If you follow this blog (and you should :), it was pretty obvious that I was at the FocusOn Learning conference in San Diego last week (previous 2 posts were mindmaps of the keynotes). And it was fun as always. Here are my reflections on what happened a bit more, as an exercise in meta-learning.
There were three themes to the conference: mobile, games, and video. I’m pretty active in the first two (two books on the former, one on the latter), and the last is related to things I care and talk about. The focus led to some interesting outcomes: some folks were very interested in just one of the topics, while others were looking a bit more broadly. Whether that’s good or not depends on your perspective, I guess.
Mobile was present, happily, and continues to evolve. People are still talking about courses on a phone, but more folks were talking about extending the learning. Some of it was pretty dumb – just content or flash cards as learning augmentation – but there were interesting applications. Importantly, there was a growing awareness about performance support as a sensible approach. It’s nice to see the field mature.
For games, there were positive and negative signs. The good news is that games are being more fully understood in terms of their role in learning, e.g. deep practice. The bad news is that there’s still a lot of interest in gamification without a concomitant awareness of the important distinctions. Tarting up drill-and-kill with PBL (points, badges, and leaderboards; the new acronym apparently) isn’t worth significant interest! We know how to drill things that must be, but our focus should be on intrinsic interest.
As a side note, the demise of Flash has left us without a good game development environment. Flash is both a development environment and a delivery platform. As a development environment Flash had a low learning threshold, and yet could be used to build complex games. As a delivery platform, however, it’s woefully insecure (so much so that it’s been proscribed in most browsers). The fact that Adobe couldn’t be bothered to generate acceptable HTML5 out of the development environment, and let it languish, leaves the market open for another accessible tool.

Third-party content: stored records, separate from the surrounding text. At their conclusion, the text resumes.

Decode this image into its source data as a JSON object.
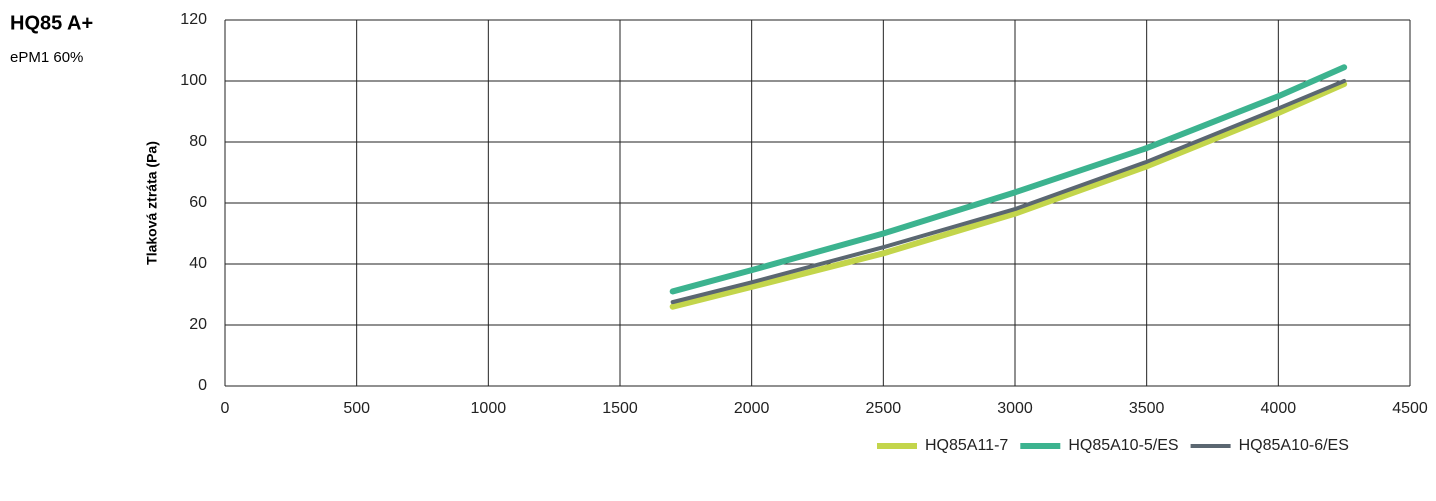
{
  "chart_data": {
    "type": "line",
    "title": "HQ85 A+",
    "subtitle": "ePM1 60%",
    "y_label": "Tlaková ztráta (Pa)",
    "x": [
      1700,
      2000,
      2500,
      3000,
      3500,
      4000,
      4250
    ],
    "series": [
      {
        "name": "HQ85A11-7",
        "color": "#c3d54b",
        "values": [
          26,
          32.5,
          43.5,
          56.5,
          72,
          89.5,
          99
        ]
      },
      {
        "name": "HQ85A10-5/ES",
        "color": "#3cb38f",
        "values": [
          31,
          38,
          50,
          63.5,
          78,
          95,
          104.5
        ]
      },
      {
        "name": "HQ85A10-6/ES",
        "color": "#5b6771",
        "values": [
          27.5,
          34,
          45.5,
          58,
          73.5,
          91,
          100
        ]
      }
    ],
    "xlim": [
      0,
      4500
    ],
    "xticks": [
      0,
      500,
      1000,
      1500,
      2000,
      2500,
      3000,
      3500,
      4000,
      4500
    ],
    "ylim": [
      0,
      120
    ],
    "yticks": [
      0,
      20,
      40,
      60,
      80,
      100,
      120
    ],
    "grid": true,
    "legend": "bottom-right"
  }
}
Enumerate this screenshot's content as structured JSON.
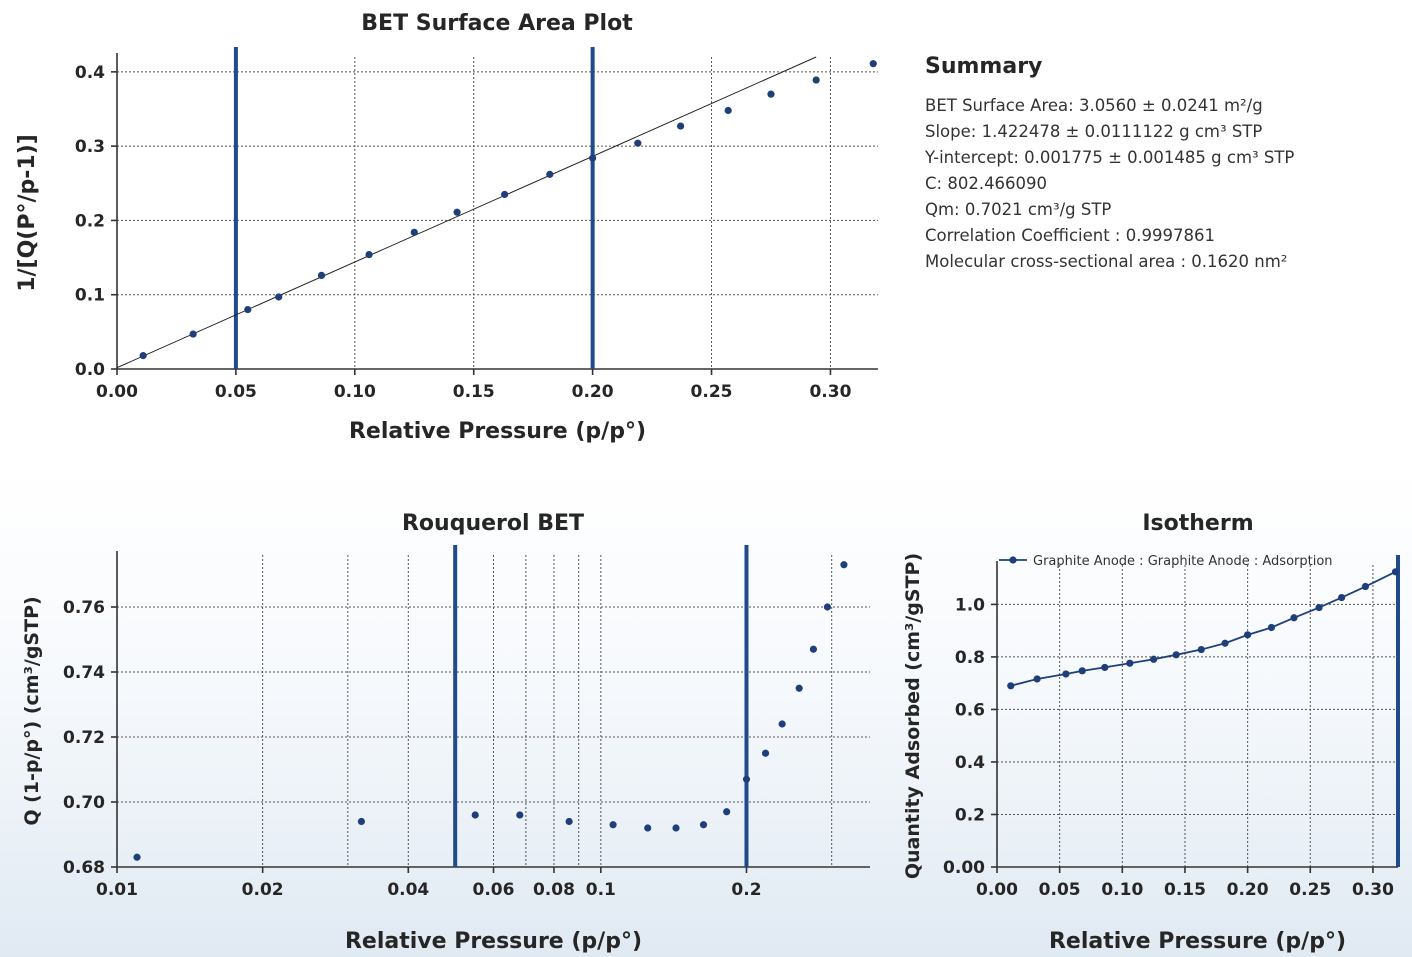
{
  "colors": {
    "series": "#1f3f7a",
    "marker_lines": "#1f4a8c",
    "fit_line": "#222222"
  },
  "summary": {
    "title": "Summary",
    "lines": [
      "BET Surface Area: 3.0560 ± 0.0241 m²/g",
      "Slope: 1.422478 ± 0.0111122 g cm³ STP",
      "Y-intercept: 0.001775 ± 0.001485 g cm³ STP",
      "C: 802.466090",
      "Qm: 0.7021 cm³/g STP",
      "Correlation Coefficient : 0.9997861",
      "Molecular cross-sectional area : 0.1620 nm²"
    ]
  },
  "chart_data": [
    {
      "id": "bet",
      "type": "scatter",
      "title": "BET Surface Area Plot",
      "xlabel": "Relative Pressure (p/p°)",
      "ylabel": "1/[Q(P°/p-1)]",
      "xlim": [
        0,
        0.32
      ],
      "ylim": [
        0,
        0.42
      ],
      "xticks": [
        0.0,
        0.05,
        0.1,
        0.15,
        0.2,
        0.25,
        0.3
      ],
      "xtick_labels": [
        "0.00",
        "0.05",
        "0.10",
        "0.15",
        "0.20",
        "0.25",
        "0.30"
      ],
      "yticks": [
        0.0,
        0.1,
        0.2,
        0.3,
        0.4
      ],
      "ytick_labels": [
        "0.0",
        "0.1",
        "0.2",
        "0.3",
        "0.4"
      ],
      "grid": true,
      "x": [
        0.011,
        0.032,
        0.055,
        0.068,
        0.086,
        0.106,
        0.125,
        0.143,
        0.163,
        0.182,
        0.2,
        0.219,
        0.237,
        0.257,
        0.275,
        0.294,
        0.318
      ],
      "y": [
        0.018,
        0.047,
        0.08,
        0.097,
        0.126,
        0.154,
        0.184,
        0.211,
        0.235,
        0.262,
        0.284,
        0.304,
        0.327,
        0.348,
        0.37,
        0.389,
        0.411
      ],
      "fit_line": {
        "slope": 1.422478,
        "intercept": 0.001775,
        "x_range": [
          0,
          0.294
        ]
      },
      "vertical_lines": [
        0.05,
        0.2
      ]
    },
    {
      "id": "rouquerol",
      "type": "scatter",
      "title": "Rouquerol BET",
      "xlabel": "Relative Pressure (p/p°)",
      "ylabel": "Q (1-p/p°) (cm³/gSTP)",
      "x_scale": "log",
      "xlim": [
        0.01,
        0.36
      ],
      "ylim": [
        0.68,
        0.776
      ],
      "xticks": [
        0.01,
        0.02,
        0.04,
        0.06,
        0.08,
        0.1,
        0.2
      ],
      "xtick_labels": [
        "0.01",
        "0.02",
        "0.04",
        "0.06",
        "0.08",
        "0.1",
        "0.2"
      ],
      "x_minor_grid": [
        0.03,
        0.05,
        0.07,
        0.09,
        0.3
      ],
      "yticks": [
        0.68,
        0.7,
        0.72,
        0.74,
        0.76
      ],
      "ytick_labels": [
        "0.68",
        "0.70",
        "0.72",
        "0.74",
        "0.76"
      ],
      "grid": true,
      "x": [
        0.011,
        0.032,
        0.055,
        0.068,
        0.086,
        0.106,
        0.125,
        0.143,
        0.163,
        0.182,
        0.2,
        0.219,
        0.237,
        0.257,
        0.275,
        0.294,
        0.318
      ],
      "y": [
        0.683,
        0.694,
        0.696,
        0.696,
        0.694,
        0.693,
        0.692,
        0.692,
        0.693,
        0.697,
        0.707,
        0.715,
        0.724,
        0.735,
        0.747,
        0.76,
        0.773
      ],
      "vertical_lines": [
        0.05,
        0.2
      ]
    },
    {
      "id": "isotherm",
      "type": "line",
      "title": "Isotherm",
      "xlabel": "Relative Pressure (p/p°)",
      "ylabel": "Quantity Adsorbed (cm³/gSTP)",
      "xlim": [
        0,
        0.32
      ],
      "ylim": [
        0,
        1.15
      ],
      "xticks": [
        0.0,
        0.05,
        0.1,
        0.15,
        0.2,
        0.25,
        0.3
      ],
      "xtick_labels": [
        "0.00",
        "0.05",
        "0.10",
        "0.15",
        "0.20",
        "0.25",
        "0.30"
      ],
      "yticks": [
        0.0,
        0.2,
        0.4,
        0.6,
        0.8,
        1.0
      ],
      "ytick_labels": [
        "0.00",
        "0.2",
        "0.4",
        "0.6",
        "0.8",
        "1.0"
      ],
      "grid": true,
      "legend": "top-left",
      "series": [
        {
          "name": "Graphite Anode : Graphite Anode : Adsorption",
          "x": [
            0.011,
            0.032,
            0.055,
            0.068,
            0.086,
            0.106,
            0.125,
            0.143,
            0.163,
            0.182,
            0.2,
            0.219,
            0.237,
            0.257,
            0.275,
            0.294,
            0.318
          ],
          "y": [
            0.69,
            0.716,
            0.735,
            0.747,
            0.76,
            0.776,
            0.791,
            0.808,
            0.828,
            0.852,
            0.884,
            0.912,
            0.949,
            0.988,
            1.026,
            1.068,
            1.124
          ]
        }
      ],
      "vertical_lines": [
        0.32
      ]
    }
  ]
}
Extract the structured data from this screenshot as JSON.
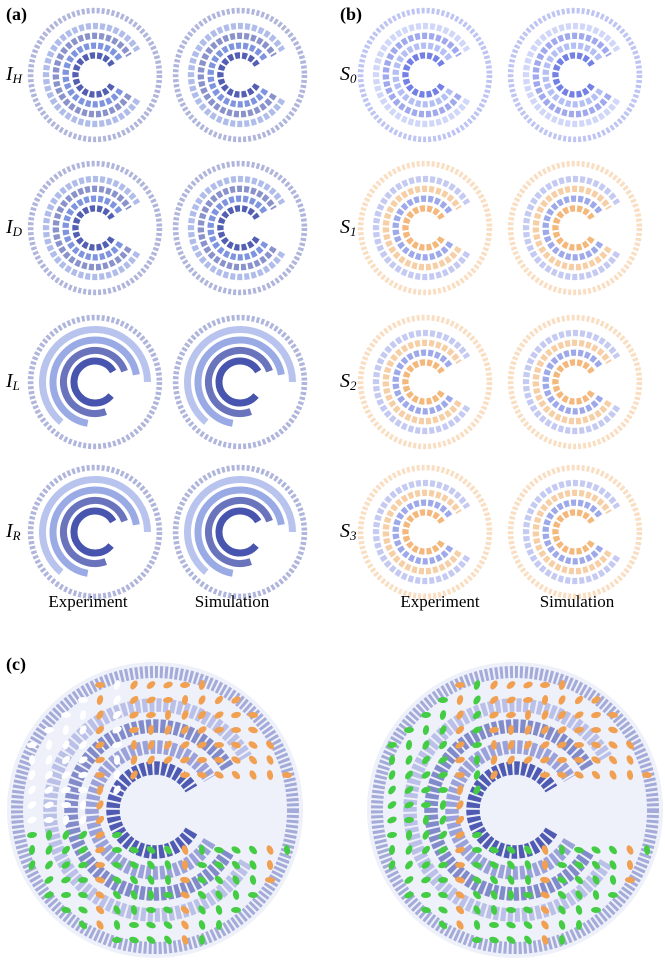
{
  "panels": {
    "a": {
      "label": "(a)",
      "rows": [
        {
          "symbol": "I",
          "subscript": "H"
        },
        {
          "symbol": "I",
          "subscript": "D"
        },
        {
          "symbol": "I",
          "subscript": "L"
        },
        {
          "symbol": "I",
          "subscript": "R"
        }
      ],
      "columns": [
        "Experiment",
        "Simulation"
      ]
    },
    "b": {
      "label": "(b)",
      "rows": [
        {
          "symbol": "S",
          "subscript": "0"
        },
        {
          "symbol": "S",
          "subscript": "1"
        },
        {
          "symbol": "S",
          "subscript": "2"
        },
        {
          "symbol": "S",
          "subscript": "3"
        }
      ],
      "columns": [
        "Experiment",
        "Simulation"
      ]
    },
    "c": {
      "label": "(c)"
    }
  }
}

And Unity or Unreal provide good support (as I understand it), but still require coding. So we’re not at an easily accessible place. Oh, for HyperCard!
Most of the video interest was either in technical issues (how to get quality and/or on the cheap), but a lot of interest was also in interactive video. I think branching video is a real powerful learning environment for contextualized decision making. As a consequence the advent of tools that make it easier is to be lauded. An interesting session with the wise Joe Ganci (@elearningjoe) and a GoAnimate guy talked about when to use video versus animation, which largely seemed to reflect my view (confirmation bias ;) that it’s about whether you want more context (video) or concept (animation). Of course, it was also about the cost of production and the need for fidelity (video more than animation in both cases).
There was a lot of interest in VR, which crossed over between video and games. Which is interesting because it’s not inherently tied to games or video! In short, it’s a delivery technology. You can do branching scenarios, full game engine delivery, or just video in VR. The visuals can be generated as video or from digital models. There was some awareness, e.g. fun was made of the idea of presenting powerpoint in VR (just like 2nd Life ;).
I did an ecosystem presentation that contextualized all three (video, games, mobile) in the bigger picture, and also drew upon their cognitive and then L&D roles. I also deconstructed the game Fluxx (a really fun game with an interesting ‘twist’). Overall, it was a good conference (and nice to be in San Diego, one of my ‘homes’).